Handing over the keys of ministry to others is one of the hardest things we do whether it is in the development of young leaders, in church ministry or in missions.

A frustration of young leaders the world over is the time it takes for someone to trust them enough to give them significant ministry responsibility. Those of us who are blessed with ministry responsibility often think that our younger leaders are not ready - and we wait - often too long to give them the ministry keys.

In local churches the issue is often whether to hand over ministry responsibility to volunteers. In missions, it is whether to hand over ministry to our national partners. In both cases we are far too slow compared to what happened in the early church.

The result of our caution is often that qualified leaders become disheartened and discouraged while we leave ministry opportunity on the table. In the early church the workers were the new converts who were quickly given appropriate ministry responsibility. After all there was not much of a bench available.

However, the model went back to Christ himself who after three years with His disciples was willing to trust His most precious possession, that which He died for, His church to eleven disciples who were the most improbable individuals from the worlds (or our) point of view.

Jesus was willing to trust the Holy Spirit and these twelve men, knowing that they would screw up from time to time, which they did. Paul did the same thing. He found faithful men and women, built into them while he was in a city and then turned the ministry over to them - trusting them and the Holy Spirit.

One of the principles I have observed in both the local church and on the mission field is that the longer we refuse to turn over the ministry keys, the less likely it is that there will be a successful transition. Our lack of trust fosters an attitude of dependency on the part of those who we lead.

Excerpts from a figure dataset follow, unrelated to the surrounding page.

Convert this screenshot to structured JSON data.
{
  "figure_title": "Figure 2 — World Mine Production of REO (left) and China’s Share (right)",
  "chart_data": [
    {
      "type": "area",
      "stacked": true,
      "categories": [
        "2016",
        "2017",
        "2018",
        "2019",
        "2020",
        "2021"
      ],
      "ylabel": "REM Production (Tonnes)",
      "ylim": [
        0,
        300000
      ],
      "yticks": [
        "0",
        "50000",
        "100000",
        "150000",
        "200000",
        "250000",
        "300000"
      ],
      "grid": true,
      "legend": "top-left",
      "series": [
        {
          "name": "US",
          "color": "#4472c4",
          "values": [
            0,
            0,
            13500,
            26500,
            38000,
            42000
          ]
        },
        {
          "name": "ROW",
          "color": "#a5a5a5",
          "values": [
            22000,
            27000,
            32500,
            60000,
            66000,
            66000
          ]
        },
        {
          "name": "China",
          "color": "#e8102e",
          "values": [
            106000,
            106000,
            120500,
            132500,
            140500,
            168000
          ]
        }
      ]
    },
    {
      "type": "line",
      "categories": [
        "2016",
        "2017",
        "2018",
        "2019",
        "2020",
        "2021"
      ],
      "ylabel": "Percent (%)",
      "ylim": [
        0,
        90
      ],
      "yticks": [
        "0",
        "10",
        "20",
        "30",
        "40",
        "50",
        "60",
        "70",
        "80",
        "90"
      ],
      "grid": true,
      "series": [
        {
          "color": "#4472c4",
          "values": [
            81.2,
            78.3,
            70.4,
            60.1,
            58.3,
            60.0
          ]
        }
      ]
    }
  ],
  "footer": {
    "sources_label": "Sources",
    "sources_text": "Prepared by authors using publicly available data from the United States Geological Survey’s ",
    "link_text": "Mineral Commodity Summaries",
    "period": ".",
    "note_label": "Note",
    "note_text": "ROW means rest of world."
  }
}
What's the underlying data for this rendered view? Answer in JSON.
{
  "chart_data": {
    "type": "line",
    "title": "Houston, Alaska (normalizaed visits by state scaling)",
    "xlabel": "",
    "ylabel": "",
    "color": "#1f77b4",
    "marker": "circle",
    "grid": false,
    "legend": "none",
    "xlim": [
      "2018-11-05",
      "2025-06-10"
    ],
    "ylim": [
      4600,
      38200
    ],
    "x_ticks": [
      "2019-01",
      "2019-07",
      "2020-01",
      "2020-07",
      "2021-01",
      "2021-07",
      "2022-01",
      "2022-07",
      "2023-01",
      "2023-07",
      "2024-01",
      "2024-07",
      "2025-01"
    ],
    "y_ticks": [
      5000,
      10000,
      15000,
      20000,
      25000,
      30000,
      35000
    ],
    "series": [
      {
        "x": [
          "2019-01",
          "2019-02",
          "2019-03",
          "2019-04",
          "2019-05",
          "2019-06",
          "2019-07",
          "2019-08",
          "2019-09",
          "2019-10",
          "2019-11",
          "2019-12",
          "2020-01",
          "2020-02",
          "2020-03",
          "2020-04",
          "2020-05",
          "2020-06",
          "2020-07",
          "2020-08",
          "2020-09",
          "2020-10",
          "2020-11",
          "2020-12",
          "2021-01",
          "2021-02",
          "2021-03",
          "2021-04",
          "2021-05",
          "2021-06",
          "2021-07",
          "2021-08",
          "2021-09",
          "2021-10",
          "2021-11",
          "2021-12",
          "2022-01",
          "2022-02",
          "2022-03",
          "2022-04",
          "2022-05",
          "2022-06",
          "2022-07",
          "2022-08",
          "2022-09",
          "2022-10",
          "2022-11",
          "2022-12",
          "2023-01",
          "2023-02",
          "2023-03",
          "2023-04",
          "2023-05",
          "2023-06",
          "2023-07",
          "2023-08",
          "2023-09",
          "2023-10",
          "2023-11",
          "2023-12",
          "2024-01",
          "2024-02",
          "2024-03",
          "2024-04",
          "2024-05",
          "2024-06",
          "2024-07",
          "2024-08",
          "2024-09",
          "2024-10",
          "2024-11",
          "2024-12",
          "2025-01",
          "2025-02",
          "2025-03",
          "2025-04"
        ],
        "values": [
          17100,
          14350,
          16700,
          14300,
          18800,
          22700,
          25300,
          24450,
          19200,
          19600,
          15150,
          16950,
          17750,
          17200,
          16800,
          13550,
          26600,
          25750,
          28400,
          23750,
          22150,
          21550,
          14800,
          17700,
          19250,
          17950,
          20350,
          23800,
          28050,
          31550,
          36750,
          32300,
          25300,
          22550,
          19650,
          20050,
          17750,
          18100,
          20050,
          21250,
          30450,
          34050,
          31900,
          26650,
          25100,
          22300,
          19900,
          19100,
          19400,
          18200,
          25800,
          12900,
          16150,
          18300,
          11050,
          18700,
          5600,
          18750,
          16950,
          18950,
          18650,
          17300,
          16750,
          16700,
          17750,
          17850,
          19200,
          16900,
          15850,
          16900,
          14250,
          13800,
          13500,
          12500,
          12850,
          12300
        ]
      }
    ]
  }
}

The longer we lead the more that dependency grows - unless our younger counterparts break away in frustration to get in the game.

Given the example by Christ and in the early church our reluctance to share ministry responsibility and turn it over to others is an indictment on ourselves. Especially in light of the theology of Ephesians 4:12 where the responsibility of church leaders is to equip others for ministry and to then deploy them.

We can all cite instances when handing over ministry was premature. The key is to start handing over responsibility and see how it is handled. As people prove to be capable and faithful, we hand over more.

The fact that they make mistakes should not deter us. Most of the Epistles in the New Testament are meant to clean up one mess or another, but that did not deter Paul from handing over ministry. Sure stuff happens. But that is the way we learn and leaders grow. That is how we learned and grew! We learn from experience and mistakes along with a few victories.

The best leaders and mentors I know follow the example of Christ and Paul. They find good people, give them responsibility and take a risk. It is always risky but Jesus took a risk with us! Lets be willing to take that risk with others.